Hey Mary! That does sound like quite a mess, I’ve been there myself with recipes in the past so I can sympathize! Yup, you can just do this one right in the pot. I’m not a fan of double boilers myself :). Sounds like you want to add the cream of tartar and use this method on another recipe. I’m afraid without seeing the entire recipe and trying it out myself I can’t offer advice there. Also, they are likely trying to use the corn starch as a substitute for cream of tartar. If you can, I suggest just trying this recipe of Grandmamas as it has been very successful for us.
Ok I made a different coconut cake (recipe and frosting) and it was a hit!! But decided to try yours for today my question is the other called for cream cheese, cool whip frosting..and required no refrigeration. (Which I thought was odd)
I noticed you said good for 2 days at room temp or refrigeration for longer.. is that due to frosting?
I honestly can’t imagine a cake calling for cream cheese and cool whip not requiring refrigeration. My best guess is that they simply overlooked including that in the instructions. As a Home Economics major, that is the only reasonable reason I can imagine as the cool whip, especially, is not safe at room temp for very long and the cream cheese not much longer. I tend to go more with food safety due to my background.

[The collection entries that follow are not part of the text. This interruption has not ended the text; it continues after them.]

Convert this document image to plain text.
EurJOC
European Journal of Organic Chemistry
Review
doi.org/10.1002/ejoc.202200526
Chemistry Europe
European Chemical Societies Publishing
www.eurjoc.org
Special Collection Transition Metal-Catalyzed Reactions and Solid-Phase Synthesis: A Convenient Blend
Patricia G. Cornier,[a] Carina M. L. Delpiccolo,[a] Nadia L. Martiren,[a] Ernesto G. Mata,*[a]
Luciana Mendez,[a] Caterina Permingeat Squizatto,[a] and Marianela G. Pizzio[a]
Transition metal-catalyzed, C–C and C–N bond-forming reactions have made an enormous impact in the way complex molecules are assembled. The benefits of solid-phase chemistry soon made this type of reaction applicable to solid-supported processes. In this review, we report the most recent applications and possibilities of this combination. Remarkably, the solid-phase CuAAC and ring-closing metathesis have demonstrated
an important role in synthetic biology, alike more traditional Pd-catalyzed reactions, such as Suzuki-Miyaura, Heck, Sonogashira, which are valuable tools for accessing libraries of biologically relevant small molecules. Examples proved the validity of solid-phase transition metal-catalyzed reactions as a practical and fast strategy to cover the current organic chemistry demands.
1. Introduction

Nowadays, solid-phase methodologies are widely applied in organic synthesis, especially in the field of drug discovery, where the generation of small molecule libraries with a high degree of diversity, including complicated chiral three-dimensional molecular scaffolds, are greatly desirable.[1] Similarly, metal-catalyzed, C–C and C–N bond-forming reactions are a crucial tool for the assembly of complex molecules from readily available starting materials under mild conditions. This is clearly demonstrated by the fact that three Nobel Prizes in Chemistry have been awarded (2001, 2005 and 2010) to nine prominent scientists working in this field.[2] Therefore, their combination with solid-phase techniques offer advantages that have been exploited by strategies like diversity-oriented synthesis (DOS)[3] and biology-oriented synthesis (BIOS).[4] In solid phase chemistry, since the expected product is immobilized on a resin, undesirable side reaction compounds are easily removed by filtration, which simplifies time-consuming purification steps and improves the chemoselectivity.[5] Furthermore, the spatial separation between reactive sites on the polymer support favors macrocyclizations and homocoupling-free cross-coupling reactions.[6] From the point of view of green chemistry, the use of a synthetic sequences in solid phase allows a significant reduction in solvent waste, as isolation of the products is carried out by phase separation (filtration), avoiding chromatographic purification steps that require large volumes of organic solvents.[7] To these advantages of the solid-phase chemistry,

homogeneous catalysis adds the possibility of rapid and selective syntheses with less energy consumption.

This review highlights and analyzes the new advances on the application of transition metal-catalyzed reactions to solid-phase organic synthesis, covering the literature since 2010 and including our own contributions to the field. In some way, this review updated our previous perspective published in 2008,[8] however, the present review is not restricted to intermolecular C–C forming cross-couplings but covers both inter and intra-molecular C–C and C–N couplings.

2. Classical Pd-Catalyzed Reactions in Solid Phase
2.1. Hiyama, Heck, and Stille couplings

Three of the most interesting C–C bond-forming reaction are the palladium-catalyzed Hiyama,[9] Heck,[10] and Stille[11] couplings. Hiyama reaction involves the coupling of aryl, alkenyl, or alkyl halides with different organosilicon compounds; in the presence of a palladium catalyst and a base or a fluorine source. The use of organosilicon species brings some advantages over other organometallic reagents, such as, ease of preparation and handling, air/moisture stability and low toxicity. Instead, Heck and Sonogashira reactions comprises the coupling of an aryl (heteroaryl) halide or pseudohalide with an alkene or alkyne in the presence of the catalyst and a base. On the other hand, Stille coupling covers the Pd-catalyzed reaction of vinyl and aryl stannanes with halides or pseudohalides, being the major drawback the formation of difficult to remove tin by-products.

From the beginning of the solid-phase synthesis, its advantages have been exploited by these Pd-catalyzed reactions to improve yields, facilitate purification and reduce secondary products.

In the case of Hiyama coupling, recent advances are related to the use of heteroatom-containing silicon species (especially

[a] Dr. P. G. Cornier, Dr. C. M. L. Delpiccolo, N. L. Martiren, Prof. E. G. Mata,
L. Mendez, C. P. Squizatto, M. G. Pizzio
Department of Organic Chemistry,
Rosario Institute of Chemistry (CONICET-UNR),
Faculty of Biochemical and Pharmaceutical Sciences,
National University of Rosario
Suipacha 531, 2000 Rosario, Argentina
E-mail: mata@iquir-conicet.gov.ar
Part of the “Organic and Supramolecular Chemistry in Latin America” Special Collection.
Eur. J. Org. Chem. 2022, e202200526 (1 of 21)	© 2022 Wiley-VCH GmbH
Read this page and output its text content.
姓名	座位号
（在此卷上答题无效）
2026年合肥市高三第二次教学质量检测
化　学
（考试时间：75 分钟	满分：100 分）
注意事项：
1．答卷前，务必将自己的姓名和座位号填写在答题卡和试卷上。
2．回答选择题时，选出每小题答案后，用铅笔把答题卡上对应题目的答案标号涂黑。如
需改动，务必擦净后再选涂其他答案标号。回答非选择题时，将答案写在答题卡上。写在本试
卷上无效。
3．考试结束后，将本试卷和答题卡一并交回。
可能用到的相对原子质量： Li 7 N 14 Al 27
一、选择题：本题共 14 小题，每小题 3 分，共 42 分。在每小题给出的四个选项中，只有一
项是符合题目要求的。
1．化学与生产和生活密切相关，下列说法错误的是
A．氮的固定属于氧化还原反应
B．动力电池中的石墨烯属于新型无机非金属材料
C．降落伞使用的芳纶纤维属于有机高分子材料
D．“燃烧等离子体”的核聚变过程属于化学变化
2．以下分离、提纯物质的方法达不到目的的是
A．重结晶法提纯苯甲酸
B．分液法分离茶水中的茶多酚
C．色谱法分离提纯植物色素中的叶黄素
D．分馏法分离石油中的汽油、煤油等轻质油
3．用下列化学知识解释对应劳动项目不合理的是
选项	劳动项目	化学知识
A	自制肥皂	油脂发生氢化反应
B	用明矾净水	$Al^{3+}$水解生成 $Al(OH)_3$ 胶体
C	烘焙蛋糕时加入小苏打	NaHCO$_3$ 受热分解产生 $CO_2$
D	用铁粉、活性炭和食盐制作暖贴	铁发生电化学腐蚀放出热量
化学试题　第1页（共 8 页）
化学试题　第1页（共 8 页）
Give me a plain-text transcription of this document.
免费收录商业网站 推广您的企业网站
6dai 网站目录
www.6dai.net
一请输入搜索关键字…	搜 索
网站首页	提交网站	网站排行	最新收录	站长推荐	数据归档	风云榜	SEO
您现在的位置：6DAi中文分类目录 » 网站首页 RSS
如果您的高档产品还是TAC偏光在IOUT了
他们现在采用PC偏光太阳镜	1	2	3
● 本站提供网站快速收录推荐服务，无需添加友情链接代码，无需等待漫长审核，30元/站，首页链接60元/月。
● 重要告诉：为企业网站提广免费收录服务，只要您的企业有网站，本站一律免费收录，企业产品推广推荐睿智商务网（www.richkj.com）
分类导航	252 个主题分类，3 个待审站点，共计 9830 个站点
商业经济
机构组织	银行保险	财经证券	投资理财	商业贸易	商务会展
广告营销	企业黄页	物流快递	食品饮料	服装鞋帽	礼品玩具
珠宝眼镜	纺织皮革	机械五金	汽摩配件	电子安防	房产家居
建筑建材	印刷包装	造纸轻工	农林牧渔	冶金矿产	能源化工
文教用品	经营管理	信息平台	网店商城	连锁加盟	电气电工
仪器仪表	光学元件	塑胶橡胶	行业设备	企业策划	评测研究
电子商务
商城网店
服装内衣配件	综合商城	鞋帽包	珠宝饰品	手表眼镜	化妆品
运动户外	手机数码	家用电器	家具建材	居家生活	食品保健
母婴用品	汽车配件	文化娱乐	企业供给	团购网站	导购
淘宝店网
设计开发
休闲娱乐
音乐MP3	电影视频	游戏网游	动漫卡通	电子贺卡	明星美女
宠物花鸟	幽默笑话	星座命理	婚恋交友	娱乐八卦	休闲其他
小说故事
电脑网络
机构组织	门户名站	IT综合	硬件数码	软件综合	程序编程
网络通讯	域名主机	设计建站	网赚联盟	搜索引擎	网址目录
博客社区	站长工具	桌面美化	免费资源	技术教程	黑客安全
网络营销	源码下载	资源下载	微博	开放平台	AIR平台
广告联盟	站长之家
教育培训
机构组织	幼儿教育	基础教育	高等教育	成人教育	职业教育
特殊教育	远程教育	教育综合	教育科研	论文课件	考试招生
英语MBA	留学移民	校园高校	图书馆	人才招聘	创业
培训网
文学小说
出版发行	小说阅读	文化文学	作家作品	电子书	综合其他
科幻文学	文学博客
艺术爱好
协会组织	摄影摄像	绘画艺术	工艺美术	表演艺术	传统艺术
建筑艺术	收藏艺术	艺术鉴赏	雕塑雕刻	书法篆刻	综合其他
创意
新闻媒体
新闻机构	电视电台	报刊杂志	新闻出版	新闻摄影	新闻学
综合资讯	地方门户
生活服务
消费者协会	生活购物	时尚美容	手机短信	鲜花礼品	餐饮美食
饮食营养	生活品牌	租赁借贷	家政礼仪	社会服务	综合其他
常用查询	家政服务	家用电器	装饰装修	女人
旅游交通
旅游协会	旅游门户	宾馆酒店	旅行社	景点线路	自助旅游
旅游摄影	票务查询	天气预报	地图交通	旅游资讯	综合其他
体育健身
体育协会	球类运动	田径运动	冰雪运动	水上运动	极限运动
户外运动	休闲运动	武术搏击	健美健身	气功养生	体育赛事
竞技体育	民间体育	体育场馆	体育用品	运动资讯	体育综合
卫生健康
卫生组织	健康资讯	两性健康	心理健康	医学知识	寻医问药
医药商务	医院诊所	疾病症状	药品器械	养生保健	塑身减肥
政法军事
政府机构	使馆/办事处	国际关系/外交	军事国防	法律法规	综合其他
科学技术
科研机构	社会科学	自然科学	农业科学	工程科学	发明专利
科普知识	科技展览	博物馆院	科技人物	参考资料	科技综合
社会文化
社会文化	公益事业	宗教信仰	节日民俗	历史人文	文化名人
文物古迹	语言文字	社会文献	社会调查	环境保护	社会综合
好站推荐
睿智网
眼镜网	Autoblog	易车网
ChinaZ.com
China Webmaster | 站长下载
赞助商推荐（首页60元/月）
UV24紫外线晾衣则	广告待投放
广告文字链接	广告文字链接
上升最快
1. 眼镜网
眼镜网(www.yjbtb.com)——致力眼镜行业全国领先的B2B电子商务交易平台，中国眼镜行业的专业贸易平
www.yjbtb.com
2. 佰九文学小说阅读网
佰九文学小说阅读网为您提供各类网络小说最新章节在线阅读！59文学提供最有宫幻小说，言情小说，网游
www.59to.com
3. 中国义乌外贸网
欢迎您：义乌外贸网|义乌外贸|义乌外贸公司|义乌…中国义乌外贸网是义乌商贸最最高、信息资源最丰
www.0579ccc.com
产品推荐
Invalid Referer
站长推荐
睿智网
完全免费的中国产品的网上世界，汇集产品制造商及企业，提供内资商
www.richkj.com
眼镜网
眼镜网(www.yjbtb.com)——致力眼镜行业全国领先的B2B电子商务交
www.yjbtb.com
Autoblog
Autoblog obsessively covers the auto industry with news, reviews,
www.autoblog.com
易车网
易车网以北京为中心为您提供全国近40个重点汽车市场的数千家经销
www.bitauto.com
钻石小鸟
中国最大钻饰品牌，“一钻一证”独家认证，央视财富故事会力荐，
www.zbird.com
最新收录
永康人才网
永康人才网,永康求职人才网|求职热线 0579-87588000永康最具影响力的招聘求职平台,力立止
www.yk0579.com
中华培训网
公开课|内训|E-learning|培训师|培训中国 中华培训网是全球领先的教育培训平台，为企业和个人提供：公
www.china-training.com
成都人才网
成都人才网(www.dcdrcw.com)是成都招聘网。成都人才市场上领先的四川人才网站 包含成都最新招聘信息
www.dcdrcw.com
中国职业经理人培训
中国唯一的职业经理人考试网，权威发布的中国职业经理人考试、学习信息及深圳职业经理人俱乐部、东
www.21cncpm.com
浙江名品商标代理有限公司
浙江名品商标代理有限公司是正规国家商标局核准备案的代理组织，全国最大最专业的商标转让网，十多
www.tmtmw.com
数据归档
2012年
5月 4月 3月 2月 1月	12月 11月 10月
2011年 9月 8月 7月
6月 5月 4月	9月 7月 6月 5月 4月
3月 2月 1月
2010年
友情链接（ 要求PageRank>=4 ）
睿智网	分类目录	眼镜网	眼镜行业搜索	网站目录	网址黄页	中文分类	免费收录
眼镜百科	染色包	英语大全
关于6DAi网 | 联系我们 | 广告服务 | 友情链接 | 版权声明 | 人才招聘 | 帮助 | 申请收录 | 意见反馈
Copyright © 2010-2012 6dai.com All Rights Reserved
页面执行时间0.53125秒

I make a coconut cake with that icing and it is just fine One of the family’s favorites.
I’m sure the cake itself would be delicious 🙂
Thank you for this recipe! I usually use a double boiler, but this was much easier. The only problem I had was I used my heavy bottom stainless saucepan and started ti ice my cake directly from the pan. I noticed lumps forming and discovered the heat held in the stainless had continued to cook the frosting and it was like a marshmallow at the bottom of the pan! Thankfully it wasn’t grainy and I used it ice a coconut cake so I just covered it with coconut…LOL! Lesson learned, remove it from the pan!!